Patient-modifiable | Optimize chronic medical condition | |
Encourage weight loss | ||
Team preoperative positioning | Keep the head/neck neutral | No dorsal flexion or lateral extension |
Avoid sliding | Friction materials under patient | |
Keep arms at sides | Minimize abduction or extension | |
Surgeon | Minimize pressure | Least amount of pneumopertioneum |
Reduce risk of sliding | Least amount of Trendelenburg necessary Side docking | |
Minimize operative time efficient | ||
Intraoperative | Somatosensory potentials tracking | |
Doppler or other to monitor perfusion | ||
Judicious fluid administration | ||
Nursing to reassess position throughout the surgery |
Market forces
Although reported incidence rates for positioning injuries are low at <5%, there appears to be a growing market for equipment aimed at eliminating positioning injuries in minimally invasive surgery. Our program has received increasing numbers of advertisements from companies offering such devices. Allen stirrups were an early improvement over traditional candy-cane stirrups. One program reported complete elimination of postoperative peripheral nerve injuries following the introduction of Allen stirrups and beanbags.36 The avoidance of “slippage” has been tackled by two different methodologies. First, friction coefficient pads, gel pads, and restraint straps are being marketed to make it impossible for the patient to slide during the case.43–45 Second, vacuum devices that envelop the length of the patient are being modified to stop movement during the Trendelenburg portion of the surgery.46 In 2016, the Massachusetts General Hospital developed an in-house surgical safety board aimed at minimizing contact pressures and preventing slippage.
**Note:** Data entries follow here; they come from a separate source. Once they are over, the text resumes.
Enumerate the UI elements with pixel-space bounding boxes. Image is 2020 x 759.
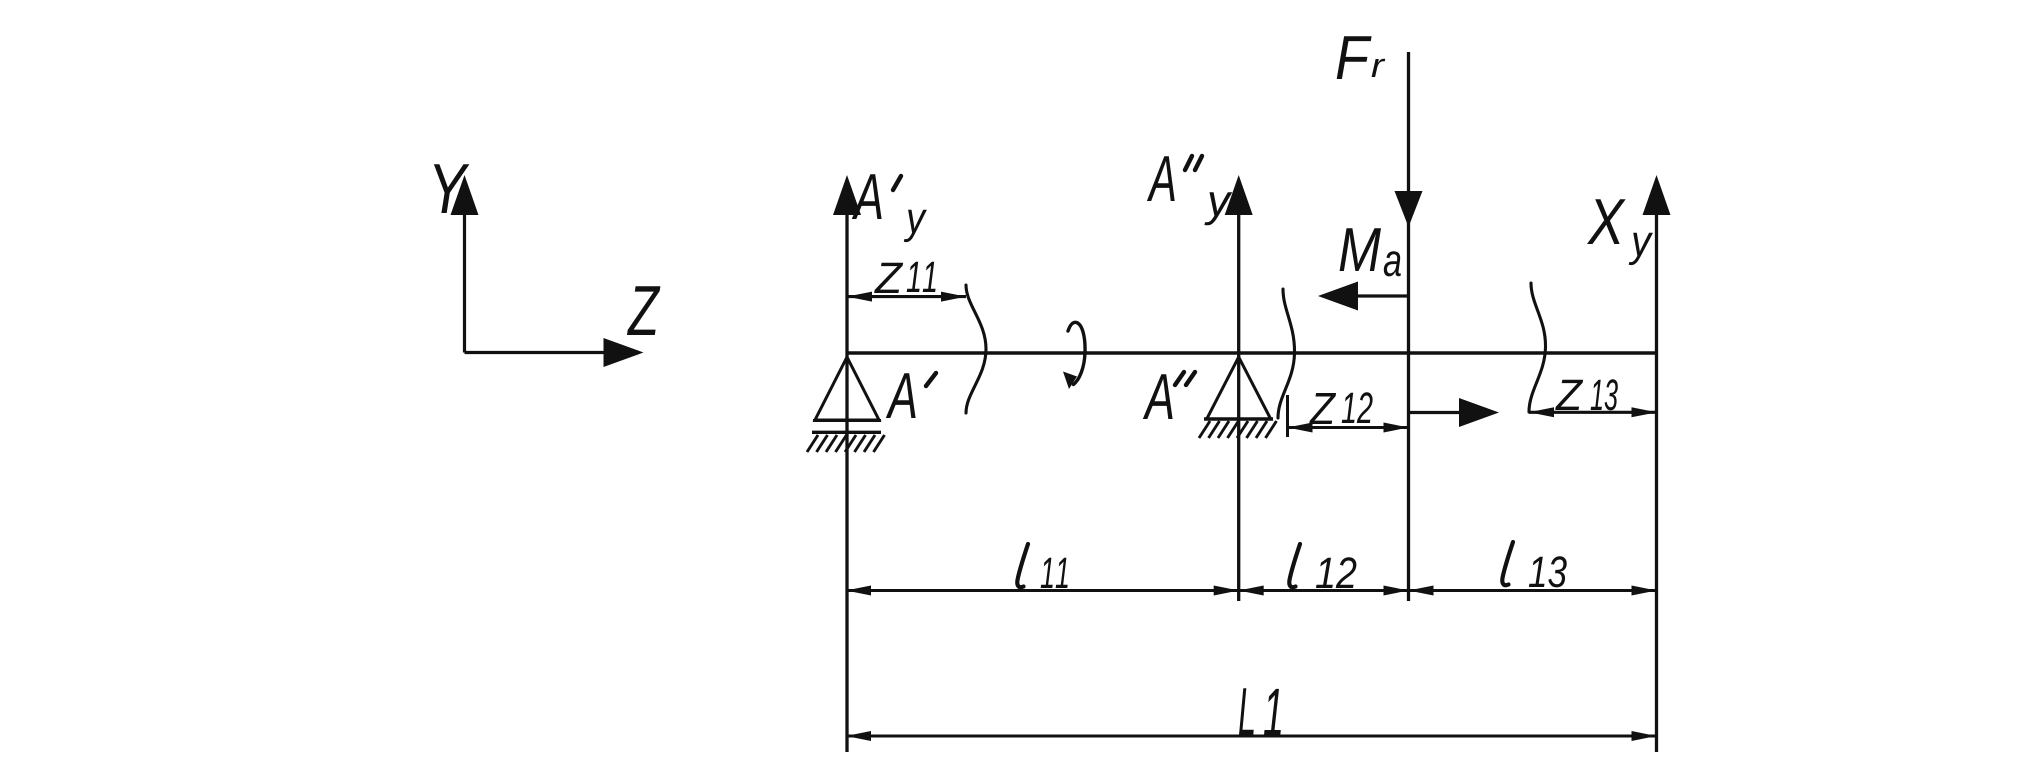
label z12 digits 12 [1342,392,1373,423]
support A'' hatching [1199,421,1277,438]
label l13 digits 13 [1529,556,1567,587]
Y axis label [434,164,470,213]
label L1 digit 1 [1264,689,1281,735]
label A'y prime [893,176,901,190]
dimension L1 right arrowhead [1632,731,1657,741]
dimension l12 line [1239,589,1409,592]
dimension z11 left arrowhead [847,292,872,302]
dimension l12 right arrowhead [1384,586,1409,596]
dimension z12 tick [1286,395,1289,437]
moment Ma left arrowhead [1318,282,1358,311]
support A' base line [813,419,881,422]
force Xy vertical line [1655,213,1658,752]
label l11 digits 11 [1041,558,1068,588]
moment Ma left arrow line [1356,294,1409,297]
dimension z11 line [847,295,966,298]
force Fr vertical line [1407,52,1410,601]
dimension l13 line [1409,589,1657,592]
Z axis line [465,351,609,354]
support A'' base line [1204,417,1273,420]
break curve 3 [1529,283,1546,412]
label A' support letter A [886,373,916,418]
dimension z12 right arrowhead [1384,423,1409,433]
dimension z13 left arrowhead [1529,407,1554,417]
label l12 digits 12 [1316,557,1356,588]
label A'' support double prime [1175,372,1195,385]
label z13 letter Z [1555,380,1583,410]
Z axis label [627,286,660,335]
rotation symbol arc [1068,322,1085,384]
Z axis arrowhead [604,338,644,367]
label L1 letter L [1239,688,1254,735]
rotation symbol arrowhead [1063,372,1077,390]
label A''y letter A [1147,156,1175,201]
dimension l11 line [846,589,1239,592]
label z11 digits 11 [907,262,936,292]
dimension l13 right arrowhead [1632,586,1657,596]
Y axis line [463,212,466,353]
moment couple right arrowhead [1459,398,1499,427]
Y axis arrowhead [451,175,479,215]
dimension z12 left arrowhead [1288,423,1313,433]
label A'' support letter A [1143,374,1173,419]
dimension l12 left arrowhead [1239,586,1264,596]
label Ma letter M [1340,228,1381,271]
dimension z11 right arrowhead [941,292,966,302]
label l12 script ell [1289,544,1300,587]
dimension z12 line [1288,426,1409,429]
label z11 letter Z [874,263,903,293]
reaction A''y vertical line [1237,213,1240,601]
dimension z13 right arrowhead [1632,407,1657,417]
support A'' triangle [1207,357,1271,419]
label z13 digits 13 [1591,379,1618,410]
break curve 2 [1278,289,1295,418]
label Fr subscript r [1372,59,1386,77]
force Xy arrowhead [1643,175,1671,215]
support A' hatching [807,435,885,452]
reaction A'y arrowhead [833,175,861,215]
support A' triangle [815,357,879,420]
dimension l11 right arrowhead [1214,586,1239,596]
label l11 script ell [1017,544,1028,587]
beam [847,351,1657,354]
label l13 script ell [1502,542,1513,585]
dimension l11 left arrowhead [846,586,871,596]
label z12 letter Z [1309,393,1336,424]
label Fr letter F [1337,36,1372,79]
label A'y subscript y [904,210,927,242]
dimension L1 line [846,734,1657,737]
label Ma subscript a [1384,251,1401,276]
label A''y double prime [1185,156,1202,170]
reaction A''y arrowhead [1225,175,1253,215]
label A''y subscript y [1204,192,1232,225]
dimension L1 left arrowhead [846,731,871,741]
reaction A'y vertical line [845,213,848,752]
break curve 1 [966,285,986,413]
support A' ground line [812,431,881,434]
dimension z13 line [1529,411,1657,414]
label Xy letter X [1587,199,1626,244]
moment couple right arrow line [1409,411,1462,414]
force Fr arrowhead [1395,191,1423,227]
label Xy subscript y [1629,233,1653,265]
label A' support prime [926,373,936,386]
label A'y letter A [852,174,882,219]
dimension l13 left arrowhead [1409,586,1434,596]
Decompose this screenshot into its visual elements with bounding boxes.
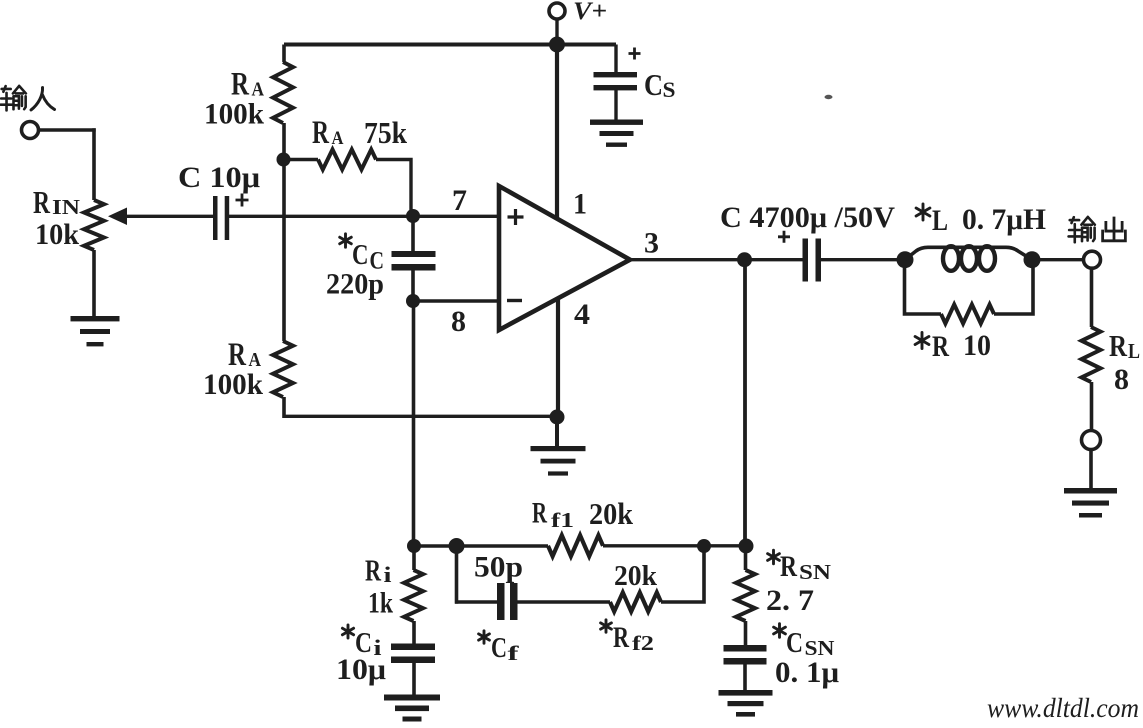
- svg-text:75k: 75k: [364, 115, 408, 150]
- wire input to corner: [39, 128, 96, 131]
- svg-text:10k: 10k: [35, 218, 79, 251]
- wire Rsn top: [744, 546, 748, 570]
- ground RL: [1064, 488, 1117, 494]
- capacitor Ci: [391, 644, 435, 651]
- wire RL top: [1090, 268, 1094, 327]
- op-amp U1: [499, 186, 630, 330]
- wire snubber drop: [743, 260, 747, 546]
- resistor Ri: [404, 570, 423, 621]
- wire cf branch: [455, 600, 497, 603]
- wire C to op-amp +: [229, 215, 499, 218]
- svg-text:8: 8: [451, 305, 466, 338]
- svg-text:R: R: [365, 553, 381, 588]
- svg-text:100k: 100k: [204, 98, 264, 131]
- junction L left: [897, 251, 914, 268]
- capacitor CC: [392, 251, 436, 257]
- wire R10 right: [994, 266, 1035, 316]
- wire RL bottom: [1090, 382, 1094, 431]
- wire rf2 to up: [661, 546, 706, 604]
- svg-text:1k: 1k: [368, 587, 393, 620]
- svg-text:0. 7μH: 0. 7μH: [962, 203, 1046, 236]
- wire CSN to ground: [743, 664, 747, 692]
- svg-text:L: L: [1128, 339, 1140, 363]
- junction fb right: [697, 539, 711, 553]
- junction output node: [737, 252, 752, 267]
- svg-text:R: R: [33, 184, 51, 220]
- wire to op ground: [555, 417, 559, 446]
- ground CSN: [719, 690, 773, 696]
- resistor RA top: [273, 62, 293, 123]
- junction L right: [1024, 251, 1041, 268]
- wire CS to ground: [614, 90, 617, 120]
- pin 4 wire: [556, 295, 560, 417]
- ground Ci: [384, 695, 440, 701]
- junction fb left: [407, 539, 421, 553]
- svg-text:C: C: [644, 67, 663, 102]
- wire pin8: [413, 299, 499, 302]
- terminal input: [22, 122, 39, 139]
- ground op-amp: [531, 446, 586, 451]
- svg-text:A: A: [332, 128, 344, 149]
- svg-text:f: f: [508, 641, 521, 665]
- wire Ri bottom: [412, 621, 416, 644]
- svg-text:f2: f2: [632, 631, 654, 655]
- svg-text:20k: 20k: [589, 496, 634, 531]
- svg-text:C: C: [491, 632, 507, 664]
- pin 1 wire: [555, 45, 559, 220]
- wire CS drop: [614, 45, 617, 73]
- wire RA top stub: [282, 45, 286, 63]
- label + of C: [236, 194, 249, 207]
- wire Rsn bottom: [744, 621, 748, 646]
- terminal RL bottom: [1082, 431, 1101, 450]
- svg-text:0. 1μ: 0. 1μ: [775, 656, 839, 689]
- wire CC bottom: [411, 270, 415, 301]
- svg-text:220p: 220p: [326, 268, 384, 301]
- svg-text:L: L: [932, 204, 948, 237]
- wire fb rail left: [414, 544, 548, 547]
- terminal output: [1084, 251, 1101, 268]
- svg-text:R: R: [780, 550, 797, 583]
- label *R 10: [915, 333, 929, 349]
- inductor L loops: [943, 246, 959, 271]
- wire fb rail right: [603, 544, 746, 547]
- ground under CS: [590, 120, 643, 125]
- wire bottom rail to gnd node: [284, 415, 557, 418]
- resistor R 10: [941, 305, 994, 324]
- resistor RA bottom: [273, 341, 293, 397]
- svg-text:R: R: [613, 621, 629, 654]
- svg-text:1: 1: [573, 188, 587, 221]
- svg-text:2. 7: 2. 7: [766, 584, 814, 617]
- wire top rail: [284, 43, 616, 47]
- wire pot to ground: [92, 250, 96, 316]
- wire cf to rf2: [518, 600, 611, 603]
- junction gnd node: [550, 410, 565, 425]
- svg-text:C: C: [352, 240, 369, 271]
- svg-text:C: C: [786, 627, 803, 659]
- svg-text:3: 3: [644, 227, 659, 260]
- svg-text:SN: SN: [799, 560, 831, 584]
- wire inverting feedback drop: [412, 301, 416, 546]
- svg-text:10μ: 10μ: [336, 653, 386, 686]
- svg-text:7: 7: [452, 184, 467, 217]
- resistor Rf2: [610, 593, 661, 612]
- svg-text:R: R: [532, 497, 547, 530]
- speck: [825, 95, 833, 99]
- svg-text:IN: IN: [52, 195, 80, 219]
- svg-text:10: 10: [963, 329, 991, 362]
- wire L to output: [1040, 258, 1084, 261]
- wire RA to junction: [282, 123, 286, 162]
- label *L 0.7μH: [916, 204, 930, 220]
- wire to RL ground: [1089, 450, 1093, 489]
- wire Ci to ground: [412, 662, 416, 695]
- op-amp + input sign: [508, 209, 524, 225]
- potentiometer arrow: [108, 208, 127, 226]
- resistor RL: [1082, 327, 1101, 382]
- svg-text:R: R: [932, 330, 949, 363]
- wire R10 left drop: [903, 266, 941, 316]
- label *RSN: [768, 550, 780, 564]
- junction top rail / V+: [549, 37, 565, 53]
- capacitor Cf: [497, 583, 505, 620]
- svg-text:C 10μ: C 10μ: [178, 161, 260, 194]
- terminal V+: [549, 3, 565, 19]
- wire arrow to C: [125, 215, 213, 218]
- svg-text:www.dltdl.com: www.dltdl.com: [987, 693, 1139, 723]
- capacitor CS: [594, 72, 638, 77]
- svg-text:i: i: [384, 562, 392, 587]
- capacitor CSN: [724, 645, 767, 652]
- inductor L wire: [905, 247, 1032, 259]
- label *CC: [340, 234, 352, 247]
- label + of C4700: [778, 231, 790, 243]
- label 输出: [1069, 217, 1081, 242]
- svg-text:8: 8: [1114, 363, 1129, 396]
- junction A: [277, 153, 291, 167]
- resistor RA 75k: [318, 150, 376, 170]
- label + of CS: [629, 48, 641, 60]
- resistor Rf1: [548, 535, 603, 556]
- wire CC top: [411, 216, 415, 251]
- svg-text:50p: 50p: [474, 551, 523, 584]
- svg-text:R: R: [312, 115, 330, 151]
- svg-text:S: S: [663, 77, 676, 102]
- label *Cf: [479, 631, 490, 643]
- junction pin8 node: [406, 294, 420, 308]
- wire RA bottom down: [282, 397, 286, 418]
- junction fb cf: [449, 538, 465, 554]
- op-amp - input sign: [507, 299, 522, 302]
- potentiometer RIN zigzag: [84, 200, 104, 250]
- wire RA mid down: [282, 160, 286, 342]
- wire Ri top: [412, 546, 416, 570]
- wire RA75 left: [284, 158, 318, 161]
- label 输入: [1, 86, 12, 110]
- svg-text:R: R: [1109, 328, 1127, 363]
- wire cf branch down: [455, 546, 459, 604]
- wire V+ stub: [555, 19, 558, 40]
- svg-text:100k: 100k: [203, 368, 263, 401]
- resistor RSN: [736, 570, 755, 621]
- wire input down: [92, 128, 96, 200]
- wire RA75 right: [376, 158, 411, 216]
- label *Ci: [342, 625, 353, 638]
- junction fb out: [739, 539, 754, 554]
- capacitor C 10μ: [213, 196, 218, 240]
- label *CSN: [774, 624, 786, 638]
- junction pin7 node: [406, 209, 420, 223]
- wire opamp out: [628, 258, 803, 261]
- wire cap to L: [821, 258, 897, 261]
- label *Rf2: [601, 620, 612, 632]
- svg-text:f1: f1: [551, 508, 574, 532]
- svg-text:4: 4: [574, 298, 590, 331]
- capacitor C 4700μ: [803, 239, 809, 282]
- svg-text:V+: V+: [573, 0, 607, 25]
- svg-text:C 4700μ /50V: C 4700μ /50V: [720, 201, 895, 234]
- svg-text:20k: 20k: [614, 560, 658, 592]
- ground under RIN: [71, 316, 120, 321]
This safety board showed good results in 16 patients prospectively trialed over surgeries averaging 3.5 hours in patients with a mean BMI of 27.47 Finally, the latest in this wave of innovations to minimize positioning injury is neuromodulation. Attempts are being made to create user friendly, noninvasive monitoring devices that can detect compression or stretching of the nerves. Ideally, early identification of stretch would allow for repositioning of the limb in question.48 Summary statement: prevention of injuries can occur if patients are encouraged to lose weight (if disease process would accommodate), the intraoperative team prevents slippage or hyperextension and surgeon minimizes surgery duration, including conversion to open if necessary.
Conclusion
The incidence of positioning injuries in minimally invasive surgery appears to be higher than previously appreciated, perhaps due to heightened awareness. The development of numerous medical devices to mitigate these injuries suggests that not all of these neurologic complaints resolve postoperatively. Surgeons should discuss the potential for these complications with their patients, and operative teams should take steps to minimize risk factors.
Footnotes
Disclosure
Dr Krupski is a subinvestigator for studies/trials under the National Cancer Institute, American Cancer Society, FKD, and Argos. The authors report no conflicts of interest in this work.